Esta é uma questão que muitos já se depararam com. Quantos de nós já não rangeram os dentes ao vermos uma má adaptação de uma obra que gostamos? Por outro lado, quantos de nós já não se doeram ao ler comentários depreciativos de uma franquia que gostamos embasados puramente naquela adaptação para cinema ou televisão? Quantos de nós já não começaram uma crítica ou uma explicação com “mas no mangá…” ou “no anime…”? Vou chutar por baixo e dizer que a resposta seria: muitos.

Quase todos nós temos aquela adaptação que detestamos. Seja uma adaptação de um anime no cinema, um mangá em anime, um livro em filme e por ai vai, via de regra todos nós já torcemos o nariz para algo do gênero.
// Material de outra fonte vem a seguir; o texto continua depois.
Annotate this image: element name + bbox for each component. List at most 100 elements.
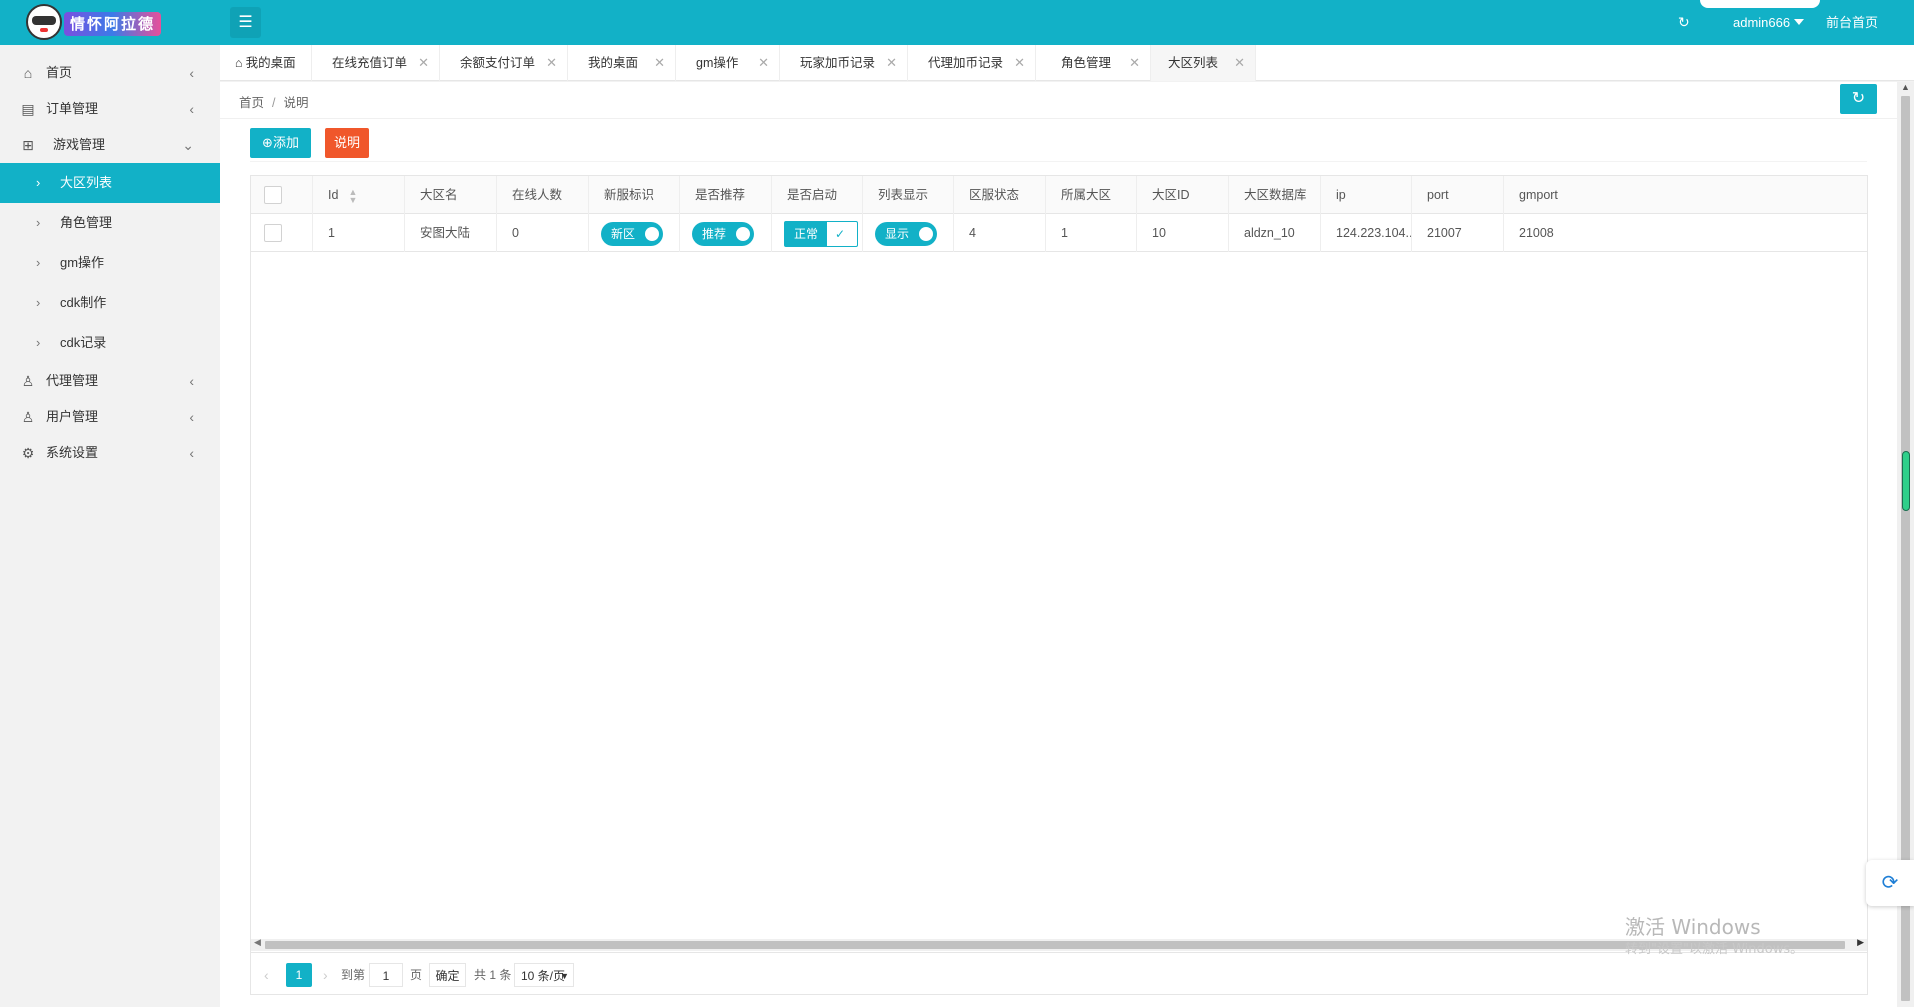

Muitas vezes, o fazemos com razão, afinal, de fato existem adaptações muito “pobres”, para dizer o mínimo. Outras vezes, porém, esse ressentimento para com a adaptação em questão vem, na verdade, de uma falsa expectativa. Grande parte dos que criticam alguma adaptação o fazem se embasando não no que a adaptação faz, mas sim no que ela não faz. Aquele evento que tinha no mangá e não apareceu no anime. Aquele personagem que não apareceu no filme e tinha no anime. Aquele objeto que o livro descreve em tantos detalhes para nem aparecer no filme. Em suma: espera-se da adaptação total e completa fidelidade aos eventos, personagens e situações da obra original. Não ocorrendo tanto, surge um sentimento de frustração que leva muitos a criticarem ferrenhamente uma adaptação, mesmo que sem qualquer argumento para além de “mas na obra original não era assim”.